Just like a car, bodies need the right fuel to excel. Before working out, what a person consumes can make a huge difference in terms of endurance, ability to lift, recovery time and the general success of a workout. Two different people can work on legs with four exercises followed by a 5k run and get very different results. Here are the top 5 things to eat before a workout to get the best results possible.

#1. Creatine

Creatine isn’t just for bodybuilders. This wonder product is 100% natural and helps people lift more, have longer endurance and add muscle mass. However, it also helps muscles recover which is essential for athletes or those on a serious workout regimen. Add creatine to a protein shake, soup or any liquid. Start with 20 grams split into four servings per day for five days, then move to just 5 grams total per day. A good pre workout supplement can make a world of difference.

#2. Complex Carbs

Whole wheat or oatmeal are just a couple of examples of complex carbs. Think of carbs like kindle for the body: simple carbs burn like a sheet of paper, but complex carbs are like the perfect logs. They provide the body with ongoing fuel necessary for an endurance workout. Eat complex carbs 1-2 hours before working out so that the stamina is there.

#3. Pure Protein

This can come in the form of lean meats or eggs, legumes, Greek yogurt or nuts. While the protein doesn’t have to literally be pure (as in only meat), opting for choices without the “bad stuff” like simple carbs and sugar is a smart move. Protein is necessary for muscle development and recovery, and that’s something every workout requires.

#4. Water

It’s not a food, but water is a critical aspect of a good workout. Everyone needs to be well hydrated, and when people sweat, hydration is a big worry. Drink about 16 ounces of water one hour before a workout so that bathroom breaks while on the treadmill aren’t necessary, but the body is hydrated. Sip water, rather than chug it, throughout a workout to stay hydrated.

#5. Caffeine

Don’t chug a huge shot in the dark, but a little caffeine can help improve endurance.
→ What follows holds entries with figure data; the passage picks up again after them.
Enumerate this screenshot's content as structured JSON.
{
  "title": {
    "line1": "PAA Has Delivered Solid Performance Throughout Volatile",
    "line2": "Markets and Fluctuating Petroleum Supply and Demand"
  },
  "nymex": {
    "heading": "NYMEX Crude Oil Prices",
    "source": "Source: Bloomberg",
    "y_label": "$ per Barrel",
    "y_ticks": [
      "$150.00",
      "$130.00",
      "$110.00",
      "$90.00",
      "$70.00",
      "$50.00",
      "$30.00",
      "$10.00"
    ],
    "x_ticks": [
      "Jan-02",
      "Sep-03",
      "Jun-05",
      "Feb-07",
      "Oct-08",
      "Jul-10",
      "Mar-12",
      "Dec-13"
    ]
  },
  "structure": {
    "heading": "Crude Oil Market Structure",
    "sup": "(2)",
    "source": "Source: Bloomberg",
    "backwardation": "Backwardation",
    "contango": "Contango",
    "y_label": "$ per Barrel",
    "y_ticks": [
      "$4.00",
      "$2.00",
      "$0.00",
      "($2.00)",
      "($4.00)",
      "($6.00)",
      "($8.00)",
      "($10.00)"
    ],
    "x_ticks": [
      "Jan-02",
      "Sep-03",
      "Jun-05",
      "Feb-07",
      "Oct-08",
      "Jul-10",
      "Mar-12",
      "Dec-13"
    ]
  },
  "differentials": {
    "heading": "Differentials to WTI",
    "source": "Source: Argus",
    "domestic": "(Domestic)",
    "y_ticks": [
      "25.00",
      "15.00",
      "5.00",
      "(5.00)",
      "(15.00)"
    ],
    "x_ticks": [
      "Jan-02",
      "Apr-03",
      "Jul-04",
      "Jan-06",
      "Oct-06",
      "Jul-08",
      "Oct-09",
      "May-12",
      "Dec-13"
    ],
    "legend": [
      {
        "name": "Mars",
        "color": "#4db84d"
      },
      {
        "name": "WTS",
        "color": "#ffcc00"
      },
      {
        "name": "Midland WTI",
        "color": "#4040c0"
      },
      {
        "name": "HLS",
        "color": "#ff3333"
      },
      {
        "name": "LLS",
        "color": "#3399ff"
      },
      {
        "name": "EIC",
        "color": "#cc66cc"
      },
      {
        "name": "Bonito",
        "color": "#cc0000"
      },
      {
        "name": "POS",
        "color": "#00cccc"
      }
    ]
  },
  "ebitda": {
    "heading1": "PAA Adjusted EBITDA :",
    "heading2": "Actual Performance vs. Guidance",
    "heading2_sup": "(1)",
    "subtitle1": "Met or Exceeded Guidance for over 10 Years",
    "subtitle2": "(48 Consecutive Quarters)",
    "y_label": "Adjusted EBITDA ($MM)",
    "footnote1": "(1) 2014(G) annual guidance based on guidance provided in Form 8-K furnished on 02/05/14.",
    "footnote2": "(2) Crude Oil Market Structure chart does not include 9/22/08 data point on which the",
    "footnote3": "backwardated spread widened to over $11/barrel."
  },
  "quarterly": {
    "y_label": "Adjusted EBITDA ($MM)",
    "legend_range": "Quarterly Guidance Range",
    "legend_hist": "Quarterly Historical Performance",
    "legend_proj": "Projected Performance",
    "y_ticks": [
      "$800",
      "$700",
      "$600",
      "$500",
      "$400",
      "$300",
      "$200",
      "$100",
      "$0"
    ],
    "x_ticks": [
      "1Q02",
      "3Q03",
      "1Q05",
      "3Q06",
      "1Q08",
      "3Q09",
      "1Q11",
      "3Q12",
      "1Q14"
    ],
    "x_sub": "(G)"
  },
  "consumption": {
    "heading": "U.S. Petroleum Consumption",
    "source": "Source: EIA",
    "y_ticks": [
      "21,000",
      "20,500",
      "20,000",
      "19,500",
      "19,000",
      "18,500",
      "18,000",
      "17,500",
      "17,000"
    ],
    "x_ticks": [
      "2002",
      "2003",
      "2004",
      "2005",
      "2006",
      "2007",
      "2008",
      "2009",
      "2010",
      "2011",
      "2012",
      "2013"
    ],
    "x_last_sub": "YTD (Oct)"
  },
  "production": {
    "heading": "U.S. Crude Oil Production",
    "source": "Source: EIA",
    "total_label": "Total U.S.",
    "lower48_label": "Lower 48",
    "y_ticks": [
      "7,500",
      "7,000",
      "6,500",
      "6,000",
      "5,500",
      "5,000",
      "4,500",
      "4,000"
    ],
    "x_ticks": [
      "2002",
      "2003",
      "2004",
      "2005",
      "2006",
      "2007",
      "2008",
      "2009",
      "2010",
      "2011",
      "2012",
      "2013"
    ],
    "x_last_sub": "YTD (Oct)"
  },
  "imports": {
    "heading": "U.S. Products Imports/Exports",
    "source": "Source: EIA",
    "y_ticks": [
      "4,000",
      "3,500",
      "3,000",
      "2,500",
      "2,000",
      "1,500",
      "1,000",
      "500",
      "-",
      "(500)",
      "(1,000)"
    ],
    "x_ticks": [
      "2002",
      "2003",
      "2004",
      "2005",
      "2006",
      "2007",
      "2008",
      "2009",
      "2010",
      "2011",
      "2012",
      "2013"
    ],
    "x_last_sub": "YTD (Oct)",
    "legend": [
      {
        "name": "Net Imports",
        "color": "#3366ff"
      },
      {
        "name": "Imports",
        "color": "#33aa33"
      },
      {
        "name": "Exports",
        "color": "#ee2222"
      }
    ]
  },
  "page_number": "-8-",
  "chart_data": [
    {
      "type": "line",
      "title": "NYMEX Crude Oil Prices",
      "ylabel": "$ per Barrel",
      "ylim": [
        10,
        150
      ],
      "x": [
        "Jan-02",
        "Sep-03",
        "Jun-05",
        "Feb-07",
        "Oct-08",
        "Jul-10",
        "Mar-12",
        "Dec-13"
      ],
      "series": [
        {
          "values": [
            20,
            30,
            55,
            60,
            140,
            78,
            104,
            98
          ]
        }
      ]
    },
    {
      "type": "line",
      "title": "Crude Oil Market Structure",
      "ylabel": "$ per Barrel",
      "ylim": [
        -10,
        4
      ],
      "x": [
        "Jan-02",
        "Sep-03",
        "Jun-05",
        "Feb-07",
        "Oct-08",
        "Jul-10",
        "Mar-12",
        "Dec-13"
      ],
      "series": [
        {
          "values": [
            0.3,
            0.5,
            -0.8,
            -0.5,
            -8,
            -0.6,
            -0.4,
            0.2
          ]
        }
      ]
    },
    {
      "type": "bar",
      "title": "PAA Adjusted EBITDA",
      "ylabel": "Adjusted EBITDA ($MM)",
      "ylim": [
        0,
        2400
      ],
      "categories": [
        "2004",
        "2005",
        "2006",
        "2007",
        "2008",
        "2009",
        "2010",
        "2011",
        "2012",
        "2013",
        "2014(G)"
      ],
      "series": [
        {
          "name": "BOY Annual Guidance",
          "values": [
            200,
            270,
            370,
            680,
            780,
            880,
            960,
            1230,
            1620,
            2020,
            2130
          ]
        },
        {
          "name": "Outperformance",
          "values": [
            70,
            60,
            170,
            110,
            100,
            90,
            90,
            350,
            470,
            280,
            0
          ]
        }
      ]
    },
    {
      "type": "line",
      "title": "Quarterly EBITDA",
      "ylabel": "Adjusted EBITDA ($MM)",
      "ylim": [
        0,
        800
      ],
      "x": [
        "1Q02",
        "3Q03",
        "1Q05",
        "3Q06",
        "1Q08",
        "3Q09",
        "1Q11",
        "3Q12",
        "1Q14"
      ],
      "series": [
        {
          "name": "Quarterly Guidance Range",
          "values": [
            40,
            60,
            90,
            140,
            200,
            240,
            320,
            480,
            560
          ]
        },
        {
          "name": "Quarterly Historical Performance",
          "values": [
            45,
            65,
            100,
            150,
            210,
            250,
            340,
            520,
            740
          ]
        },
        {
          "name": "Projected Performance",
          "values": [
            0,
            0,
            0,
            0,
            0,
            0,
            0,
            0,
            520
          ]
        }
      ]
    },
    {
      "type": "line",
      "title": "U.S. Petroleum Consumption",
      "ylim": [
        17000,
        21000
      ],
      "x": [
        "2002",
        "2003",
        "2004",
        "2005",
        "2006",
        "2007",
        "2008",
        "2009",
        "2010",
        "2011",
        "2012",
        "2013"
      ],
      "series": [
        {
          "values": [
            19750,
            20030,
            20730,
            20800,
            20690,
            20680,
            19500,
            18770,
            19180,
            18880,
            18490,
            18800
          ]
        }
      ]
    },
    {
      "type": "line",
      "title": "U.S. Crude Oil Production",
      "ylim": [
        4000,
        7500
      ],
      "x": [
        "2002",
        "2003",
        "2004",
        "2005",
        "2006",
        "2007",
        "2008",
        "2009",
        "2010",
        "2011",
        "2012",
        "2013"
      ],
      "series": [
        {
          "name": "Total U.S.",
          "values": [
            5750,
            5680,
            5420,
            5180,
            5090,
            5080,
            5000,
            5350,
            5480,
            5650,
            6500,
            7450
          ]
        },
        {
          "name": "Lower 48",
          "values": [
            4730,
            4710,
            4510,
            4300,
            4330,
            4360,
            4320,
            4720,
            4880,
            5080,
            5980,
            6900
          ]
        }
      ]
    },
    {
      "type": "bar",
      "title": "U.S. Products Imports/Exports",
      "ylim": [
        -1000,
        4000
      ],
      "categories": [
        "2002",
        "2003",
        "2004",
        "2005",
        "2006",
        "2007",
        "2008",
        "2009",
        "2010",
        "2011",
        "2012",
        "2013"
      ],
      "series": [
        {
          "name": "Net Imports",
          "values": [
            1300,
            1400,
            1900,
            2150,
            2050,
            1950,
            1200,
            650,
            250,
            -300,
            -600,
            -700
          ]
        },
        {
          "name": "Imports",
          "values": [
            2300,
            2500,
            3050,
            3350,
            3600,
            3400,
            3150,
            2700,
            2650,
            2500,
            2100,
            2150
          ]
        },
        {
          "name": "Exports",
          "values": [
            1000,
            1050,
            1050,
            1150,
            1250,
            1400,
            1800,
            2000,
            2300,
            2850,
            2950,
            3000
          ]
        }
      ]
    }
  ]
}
Caffeine gets a bad rap, but in moderation it can help balance energy levels, which is why it’s so often included in workout drinks and bars.

Most importantly, know the ingredients in everything. Taking care with diet matters 24/7, not just in the hours before a workout. Bodies aren’t smart enough to only use fuel given to them within four hours of a workout. All energy will be used, so make sure the body is constantly being fed the good stuff.